Squire of High Potternews by Daphne Farquitt

Thanks to Culture Trip
Title: Squire of High Potternews

Author: Daphne Farquitt

Publisher: Not known 

Source book: The Well of Lost Plots by Jasper Fforde 

The resident cad and philanderer in Squire of High Potternews (also a Jurisfiction Agent) is Vernham Deane. Thursday has always found him very pleasant and polite when she meets him in the Jurisfiction offices.

The working title for the next Daphne Farquitt book is Shameless Love. Vernham Deane speculates that the plot will include a rustic serving girl who is ravaged by a cad and then cruelly cast out to have her baby in the poorhouse, only to have her revenge ten chapters later.

Vernham Deane thinks it is very unfair that his character is condemned to drink himself to a sad and lonely death. He has applied countless times for an Internal Plot Adjustment but has always been turned down. He asks Thursday if she can persuade Miss Haversham to look favourably on his latest application.

Vernham Deane disappears at the same time as the maid servant Mimi (who he ravages and casts from the house); she was due to return to the plot but did not. This all looks very suspicious. Especially as investigators find a copy of a refusal from the Council of Genres narrative realignment committee: they will not allow the plot to be changed.

It turns out that Vernham has been investigating a dastardly plot with his Jurisfiction hat on, but he reappears and marries his one true love; the maid servant Mimi. Squire of High Potternews subsequently loses popularity because it has a happy ending.

Daphne Farquitt is a prolific and popular author. She published her first book in 1936 and by 1988 had written three hundred others exactly like it. All her recent boxed sets are becoming collectors’s items, and the huge interest generated by a complete set of her works in a walnut display case causes a massive rumpus, or possibly a fracas, at the book sale Thursday and Miss Haversham attend. And, a little more exotic, she has a huge crustacean readership. To highly evolved Arthropods, Daphne Farquitt’s work is considered sacred and religious to the point of lunacy (see Lost in a Good Book).

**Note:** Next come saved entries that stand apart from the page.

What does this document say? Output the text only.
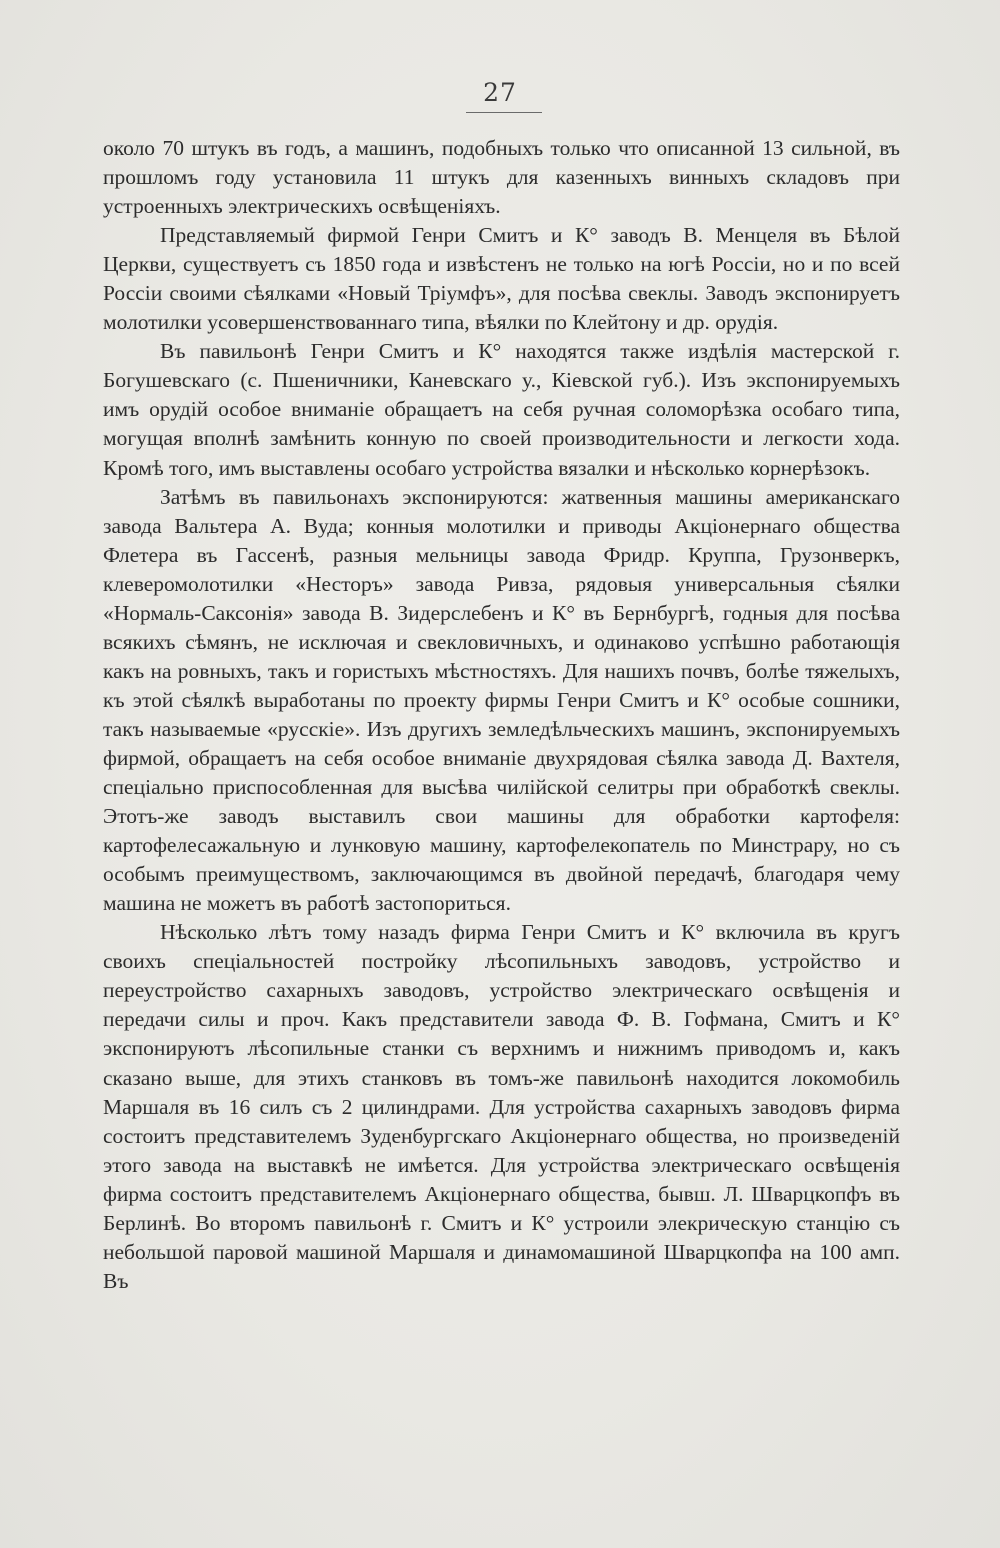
27

около 70 штукъ въ годъ, а машинъ, подобныхъ только что описанной 13 сильной, въ прошломъ году установила 11 штукъ для казенныхъ винныхъ складовъ при устроенныхъ электрическихъ освѣщеніяхъ.

Представляемый фирмой Генри Смитъ и К° заводъ В. Менцеля въ Бѣлой Церкви, существуетъ съ 1850 года и извѣстенъ не только на югѣ Россіи, но и по всей Россіи своими сѣялками «Новый Тріумфъ», для посѣва свеклы. Заводъ экспонируетъ молотилки усовершенствованнаго типа, вѣялки по Клейтону и др. орудія.

Въ павильонѣ Генри Смитъ и К° находятся также издѣлія мастерской г. Богушевскаго (с. Пшеничники, Каневскаго у., Кіевской губ.). Изъ экспонируемыхъ имъ орудій особое вниманіе обращаетъ на себя ручная соломорѣзка особаго типа, могущая вполнѣ замѣнить конную по своей производительности и легкости хода. Кромѣ того, имъ выставлены особаго устройства вязалки и нѣсколько корнерѣзокъ.

Затѣмъ въ павильонахъ экспонируются: жатвенныя машины американскаго завода Вальтера А. Вуда; конныя молотилки и приводы Акціонернаго общества Флетера въ Гассенѣ, разныя мельницы завода Фридр. Круппа, Грузонверкъ, клеверомолотилки «Несторъ» завода Ривза, рядовыя универсальныя сѣялки «Нормаль-Саксонія» завода В. Зидерслебенъ и К° въ Бернбургѣ, годныя для посѣва всякихъ сѣмянъ, не исключая и свекловичныхъ, и одинаково успѣшно работающія какъ на ровныхъ, такъ и гористыхъ мѣстностяхъ. Для нашихъ почвъ, болѣе тяжелыхъ, къ этой сѣялкѣ выработаны по проекту фирмы Генри Смитъ и К° особые сошники, такъ называемые «русскіе». Изъ другихъ земледѣльческихъ машинъ, экспонируемыхъ фирмой, обращаетъ на себя особое вниманіе двухрядовая сѣялка завода Д. Вахтеля, спеціально приспособленная для высѣва чилійской селитры при обработкѣ свеклы. Этотъ-же заводъ выставилъ свои машины для обработки картофеля: картофелесажальную и лунковую машину, картофелекопатель по Минстрару, но съ особымъ преимуществомъ, заключающимся въ двойной передачѣ, благодаря чему машина не можетъ въ работѣ застопориться.

Нѣсколько лѣтъ тому назадъ фирма Генри Смитъ и К° включила въ кругъ своихъ спеціальностей постройку лѣсопильныхъ заводовъ, устройство и переустройство сахарныхъ заводовъ, устройство электрическаго освѣщенія и передачи силы и проч. Какъ представители завода Ф. В. Гофмана, Смитъ и К° экспонируютъ лѣсопильные станки съ верхнимъ и нижнимъ приводомъ и, какъ сказано выше, для этихъ станковъ въ томъ-же павильонѣ находится локомобиль Маршаля въ 16 силъ съ 2 цилиндрами. Для устройства сахарныхъ заводовъ фирма состоитъ представителемъ Зуденбургскаго Акціонернаго общества, но произведеній этого завода на выставкѣ не имѣется. Для устройства электрическаго освѣщенія фирма состоитъ представителемъ Акціонернаго общества, бывш. Л. Шварцкопфъ въ Берлинѣ. Во второмъ павильонѣ г. Смитъ и К° устроили элекрическую станцію съ небольшой паровой машиной Маршаля и динамомашиной Шварцкопфа на 100 амп. Въ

Another Daphne Farquitt book is Canon of Love. And, somewhat sensationally, scumbag politician Yorrick Kaine turns out to be a minor character from a 1931 Daphne Farquitt self-published book (only 100 copies were printed) called At Long Last Lust (see Something Rotten). Kaine is doing his best to buy or confiscate every single one of the hundred copies and the original manuscript so that nobody will discover he is only a fictional character.